3. Maître de jeu : quand êtes-vous devenu maître de jeu ? Pourquoi ? (ou pourquoi pas ?) Et de quels matériels disposiez-vous à l’époque ? Livre de jeux ? figurines ? autres ? comment s’appelait cette campagne ? Qui l’avait écrit ? Vous, ou un scénario du commerce ? Combien de temps a-t-elle duré ?

La Hache Noire est mon premier donjon en tant que maître de jeu dans les années 80. Timide expérience, deux joueurs, Phil B. et Gilles W. (avec trois personnages chacun !) pour une histoire qui ne m’a pas laissée un grand souvenir, tant c’était brouillon, mal construit, mal structuré, sans background général, ni organisation politique et économique… Une leçon pour la suite !!! En deux ou trois parties, règles du dé 20 avec en appui le Donjon Master Guide et le Players’ Handbook.

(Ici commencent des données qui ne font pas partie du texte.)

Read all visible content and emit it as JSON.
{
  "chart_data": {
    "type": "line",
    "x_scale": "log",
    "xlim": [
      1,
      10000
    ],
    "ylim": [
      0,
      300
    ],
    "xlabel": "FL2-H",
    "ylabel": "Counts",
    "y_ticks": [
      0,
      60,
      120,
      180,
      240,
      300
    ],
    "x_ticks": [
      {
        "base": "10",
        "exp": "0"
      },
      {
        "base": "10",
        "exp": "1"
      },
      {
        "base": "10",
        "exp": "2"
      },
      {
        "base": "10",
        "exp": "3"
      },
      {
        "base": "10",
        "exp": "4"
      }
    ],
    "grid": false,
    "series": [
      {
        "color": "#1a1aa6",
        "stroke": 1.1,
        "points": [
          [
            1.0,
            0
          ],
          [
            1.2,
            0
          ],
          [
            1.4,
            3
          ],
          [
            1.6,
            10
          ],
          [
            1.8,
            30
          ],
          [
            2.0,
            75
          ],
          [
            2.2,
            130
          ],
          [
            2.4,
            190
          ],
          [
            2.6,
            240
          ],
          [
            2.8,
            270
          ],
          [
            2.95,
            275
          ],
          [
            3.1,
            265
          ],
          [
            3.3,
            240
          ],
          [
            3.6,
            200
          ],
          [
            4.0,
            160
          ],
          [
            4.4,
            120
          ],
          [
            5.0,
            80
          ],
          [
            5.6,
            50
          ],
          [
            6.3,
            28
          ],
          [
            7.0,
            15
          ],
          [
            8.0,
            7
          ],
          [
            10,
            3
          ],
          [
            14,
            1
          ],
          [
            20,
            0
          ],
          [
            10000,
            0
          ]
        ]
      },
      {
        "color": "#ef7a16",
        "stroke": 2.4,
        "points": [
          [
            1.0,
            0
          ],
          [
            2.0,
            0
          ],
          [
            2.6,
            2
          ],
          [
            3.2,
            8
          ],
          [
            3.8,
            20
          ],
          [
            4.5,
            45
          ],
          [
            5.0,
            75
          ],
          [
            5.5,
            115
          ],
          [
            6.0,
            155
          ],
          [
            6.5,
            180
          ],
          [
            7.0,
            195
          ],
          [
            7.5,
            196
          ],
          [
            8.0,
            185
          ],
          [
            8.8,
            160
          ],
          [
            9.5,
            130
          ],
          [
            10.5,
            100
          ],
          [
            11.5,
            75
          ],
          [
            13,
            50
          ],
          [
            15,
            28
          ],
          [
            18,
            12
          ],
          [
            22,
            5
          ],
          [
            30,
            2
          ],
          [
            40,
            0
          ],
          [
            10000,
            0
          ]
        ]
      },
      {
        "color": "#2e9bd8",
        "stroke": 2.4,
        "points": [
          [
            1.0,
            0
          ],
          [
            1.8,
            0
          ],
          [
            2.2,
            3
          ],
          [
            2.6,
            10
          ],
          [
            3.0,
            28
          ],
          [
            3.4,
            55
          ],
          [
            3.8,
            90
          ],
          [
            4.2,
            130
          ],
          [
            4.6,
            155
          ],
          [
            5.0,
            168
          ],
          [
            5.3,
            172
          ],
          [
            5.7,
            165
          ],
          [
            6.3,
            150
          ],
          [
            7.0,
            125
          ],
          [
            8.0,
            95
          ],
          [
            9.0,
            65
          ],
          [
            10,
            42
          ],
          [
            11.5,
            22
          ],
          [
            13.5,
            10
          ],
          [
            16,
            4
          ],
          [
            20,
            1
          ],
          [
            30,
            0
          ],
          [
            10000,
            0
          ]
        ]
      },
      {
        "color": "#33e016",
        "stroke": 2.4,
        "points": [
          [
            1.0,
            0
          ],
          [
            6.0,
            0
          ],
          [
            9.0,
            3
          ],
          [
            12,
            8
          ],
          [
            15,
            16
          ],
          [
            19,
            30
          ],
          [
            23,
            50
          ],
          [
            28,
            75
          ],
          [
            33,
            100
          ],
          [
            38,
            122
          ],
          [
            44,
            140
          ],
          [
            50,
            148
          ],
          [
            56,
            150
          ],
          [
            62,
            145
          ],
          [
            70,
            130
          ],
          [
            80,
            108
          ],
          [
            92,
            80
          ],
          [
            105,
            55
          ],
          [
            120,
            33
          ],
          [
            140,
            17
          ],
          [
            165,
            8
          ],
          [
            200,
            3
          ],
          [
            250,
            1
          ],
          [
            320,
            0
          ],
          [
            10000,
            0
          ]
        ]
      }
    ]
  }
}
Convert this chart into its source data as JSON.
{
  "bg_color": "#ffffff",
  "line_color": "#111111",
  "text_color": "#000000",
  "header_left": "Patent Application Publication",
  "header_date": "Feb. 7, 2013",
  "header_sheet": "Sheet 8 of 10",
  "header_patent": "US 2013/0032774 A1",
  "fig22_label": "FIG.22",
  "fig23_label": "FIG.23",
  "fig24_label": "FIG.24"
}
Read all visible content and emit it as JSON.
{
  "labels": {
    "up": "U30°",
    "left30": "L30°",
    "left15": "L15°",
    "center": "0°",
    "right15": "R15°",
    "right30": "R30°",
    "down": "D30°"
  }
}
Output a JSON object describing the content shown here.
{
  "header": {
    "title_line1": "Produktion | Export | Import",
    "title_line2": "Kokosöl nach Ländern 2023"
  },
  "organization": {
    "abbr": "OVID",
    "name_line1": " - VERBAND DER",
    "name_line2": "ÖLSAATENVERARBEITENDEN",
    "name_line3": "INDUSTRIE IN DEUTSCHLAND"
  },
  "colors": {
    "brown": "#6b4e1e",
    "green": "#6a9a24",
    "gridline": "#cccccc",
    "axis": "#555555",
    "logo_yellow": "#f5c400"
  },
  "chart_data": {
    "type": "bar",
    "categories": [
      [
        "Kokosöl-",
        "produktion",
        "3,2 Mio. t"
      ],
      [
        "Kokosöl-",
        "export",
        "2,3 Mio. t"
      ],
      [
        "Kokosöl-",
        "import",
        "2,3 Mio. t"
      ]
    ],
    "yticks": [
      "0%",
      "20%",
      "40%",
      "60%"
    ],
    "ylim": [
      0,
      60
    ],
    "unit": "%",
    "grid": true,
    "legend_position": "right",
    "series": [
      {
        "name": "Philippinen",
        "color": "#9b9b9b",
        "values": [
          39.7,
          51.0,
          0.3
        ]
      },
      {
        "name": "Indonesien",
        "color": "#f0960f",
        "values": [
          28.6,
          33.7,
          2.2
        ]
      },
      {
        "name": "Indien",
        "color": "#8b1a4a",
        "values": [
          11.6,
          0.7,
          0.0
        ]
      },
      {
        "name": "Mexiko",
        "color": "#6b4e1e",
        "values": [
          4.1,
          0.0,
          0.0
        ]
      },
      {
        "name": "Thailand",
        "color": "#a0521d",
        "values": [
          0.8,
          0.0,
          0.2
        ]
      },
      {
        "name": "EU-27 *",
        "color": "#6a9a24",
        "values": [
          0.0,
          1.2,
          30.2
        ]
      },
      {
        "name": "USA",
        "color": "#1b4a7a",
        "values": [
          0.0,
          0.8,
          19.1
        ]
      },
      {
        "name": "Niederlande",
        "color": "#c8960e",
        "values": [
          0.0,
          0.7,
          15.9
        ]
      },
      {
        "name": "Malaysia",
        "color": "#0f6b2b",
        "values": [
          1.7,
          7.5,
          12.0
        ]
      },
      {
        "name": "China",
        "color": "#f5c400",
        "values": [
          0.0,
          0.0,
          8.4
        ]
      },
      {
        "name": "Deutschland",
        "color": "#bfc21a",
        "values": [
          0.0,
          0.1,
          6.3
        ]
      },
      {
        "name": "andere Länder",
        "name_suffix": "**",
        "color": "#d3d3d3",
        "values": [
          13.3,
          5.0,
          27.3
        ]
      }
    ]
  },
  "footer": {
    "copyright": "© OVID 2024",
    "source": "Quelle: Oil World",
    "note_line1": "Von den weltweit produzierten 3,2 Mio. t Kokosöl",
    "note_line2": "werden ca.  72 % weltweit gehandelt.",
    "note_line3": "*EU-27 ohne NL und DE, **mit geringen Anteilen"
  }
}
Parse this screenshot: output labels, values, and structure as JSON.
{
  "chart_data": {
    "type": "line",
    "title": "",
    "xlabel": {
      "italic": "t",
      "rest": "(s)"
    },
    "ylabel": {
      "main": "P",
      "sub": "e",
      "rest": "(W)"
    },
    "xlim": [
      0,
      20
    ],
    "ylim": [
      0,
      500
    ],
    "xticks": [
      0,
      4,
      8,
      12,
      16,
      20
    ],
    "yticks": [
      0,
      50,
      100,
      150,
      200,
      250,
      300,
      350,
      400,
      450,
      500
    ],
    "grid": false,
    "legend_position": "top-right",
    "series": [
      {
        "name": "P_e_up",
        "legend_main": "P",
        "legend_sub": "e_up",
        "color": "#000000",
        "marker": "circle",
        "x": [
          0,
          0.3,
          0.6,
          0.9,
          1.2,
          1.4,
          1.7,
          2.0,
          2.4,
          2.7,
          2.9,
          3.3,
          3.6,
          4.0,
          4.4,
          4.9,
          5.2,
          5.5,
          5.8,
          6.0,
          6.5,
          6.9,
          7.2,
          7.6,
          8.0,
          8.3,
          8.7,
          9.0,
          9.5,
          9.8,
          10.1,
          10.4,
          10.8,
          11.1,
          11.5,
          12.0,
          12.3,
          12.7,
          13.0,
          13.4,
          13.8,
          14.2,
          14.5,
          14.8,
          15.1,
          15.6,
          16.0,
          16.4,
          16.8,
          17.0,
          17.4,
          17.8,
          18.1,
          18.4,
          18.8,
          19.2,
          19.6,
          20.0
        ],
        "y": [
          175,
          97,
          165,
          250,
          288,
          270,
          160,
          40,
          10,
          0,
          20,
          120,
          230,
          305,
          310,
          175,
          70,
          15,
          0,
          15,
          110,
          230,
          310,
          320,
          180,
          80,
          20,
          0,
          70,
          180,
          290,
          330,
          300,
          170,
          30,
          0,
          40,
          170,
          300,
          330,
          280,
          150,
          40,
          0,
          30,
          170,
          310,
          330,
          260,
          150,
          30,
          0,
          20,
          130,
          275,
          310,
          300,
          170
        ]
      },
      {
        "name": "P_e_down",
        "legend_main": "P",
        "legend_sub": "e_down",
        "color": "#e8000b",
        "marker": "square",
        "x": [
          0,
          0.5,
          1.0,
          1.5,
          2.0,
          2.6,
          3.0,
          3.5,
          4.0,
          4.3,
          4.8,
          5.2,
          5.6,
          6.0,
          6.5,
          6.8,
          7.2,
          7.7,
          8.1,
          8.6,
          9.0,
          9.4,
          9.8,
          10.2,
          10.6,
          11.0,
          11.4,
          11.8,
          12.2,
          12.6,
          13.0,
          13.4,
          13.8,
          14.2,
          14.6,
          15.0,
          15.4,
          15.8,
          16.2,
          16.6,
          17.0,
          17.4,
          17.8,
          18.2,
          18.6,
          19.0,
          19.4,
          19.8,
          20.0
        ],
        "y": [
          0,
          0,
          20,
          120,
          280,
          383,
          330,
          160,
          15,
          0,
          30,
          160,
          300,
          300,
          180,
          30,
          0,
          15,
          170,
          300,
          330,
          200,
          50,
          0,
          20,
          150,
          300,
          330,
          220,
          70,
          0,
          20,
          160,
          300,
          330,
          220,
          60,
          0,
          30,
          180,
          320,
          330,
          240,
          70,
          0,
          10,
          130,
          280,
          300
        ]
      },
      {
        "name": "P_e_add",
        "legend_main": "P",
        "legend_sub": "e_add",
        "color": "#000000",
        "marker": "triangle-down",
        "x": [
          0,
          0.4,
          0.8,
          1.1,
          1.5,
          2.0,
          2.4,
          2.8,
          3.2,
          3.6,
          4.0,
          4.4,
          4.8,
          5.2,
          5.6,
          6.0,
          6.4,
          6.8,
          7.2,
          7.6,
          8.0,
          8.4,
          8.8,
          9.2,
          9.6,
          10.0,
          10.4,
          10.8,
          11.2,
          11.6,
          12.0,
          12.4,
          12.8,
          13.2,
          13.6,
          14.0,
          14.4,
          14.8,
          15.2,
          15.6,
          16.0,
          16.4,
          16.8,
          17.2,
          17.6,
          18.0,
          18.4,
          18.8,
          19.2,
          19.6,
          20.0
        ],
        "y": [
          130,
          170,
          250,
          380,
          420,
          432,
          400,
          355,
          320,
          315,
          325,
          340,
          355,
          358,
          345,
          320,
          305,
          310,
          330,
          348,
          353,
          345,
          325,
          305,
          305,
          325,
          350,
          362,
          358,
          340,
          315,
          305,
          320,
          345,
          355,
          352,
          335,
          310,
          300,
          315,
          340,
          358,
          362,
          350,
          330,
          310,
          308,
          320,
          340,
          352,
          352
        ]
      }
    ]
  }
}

Au pays de Bredarn (1995-1996) : toujours sur un scénario inventé, et ma deuxième expérience de maître de jeu, déjà plus intéressante. En réaction au « brouillon » qu’était La Hache Noire, je m’investis dans la rédaction d’une histoire, construite dans un véritable univers cohérent, tant sur le plan politique, religieux, qu’économique. Et je lance les joueurs (François R – Paul Moud Ubid – Gilles W – Sylvie A et Jean-Michel F) dans Bredarn avec un début original : dans une auberge, certes, mais les joueurs ne savent pas qui est qui ! Leurs personnages ne se connaissent pas, et ne peuvent se coordonner totalement, alors que se déclenche une grande attaque d’orcs, à la recherche d’un Devin réfugié dans l’auberge ! (NDLR : souvenir mémorable ! Isolé chacun dans une pièce du petit appartement de Laurent, à se demander si on ne tire pas sur les copains : une bonne heure d’angoisse à identifier les bons des méchants…)

Okpar (février 2000 à février 2006), a occupé quelques dizaines de bonnes soirées ! Scénario toujours inventé, en me servant de l’univers créé dans le pays de Bredarn et en reprenant les mêmes joueurs et leurs personnages, sauf un, mort précédemment, remplacé par un Devin ! Sur le territoire d’habitude hostile des Felzins, une mystérieuse cité, Okpar, n’ouvre ses portes que tous les seize ans. Et l’échéance approche, suivant un calendrier bien tenu par les Devins. C’est l’occasion pour différentes ambassades de s’y rendre pour connaître le secret de cette cité, et peut-être en tirer profit selon des intérêts différents. Seul bémol, par le passé, aucune d’elle n’est revenue pour en témoigner ! Histoire originale et vraie satisfaction personnelle, mais il faudrait avoir l’avis des joueurs ! (François R – Philippe G – Gilles W – Sylvie A et Jean-Michel F).

4. Arrêt/Reprise : quand avez-vous arrêté ? Quand avez-vous repris ? Et pourquoi ?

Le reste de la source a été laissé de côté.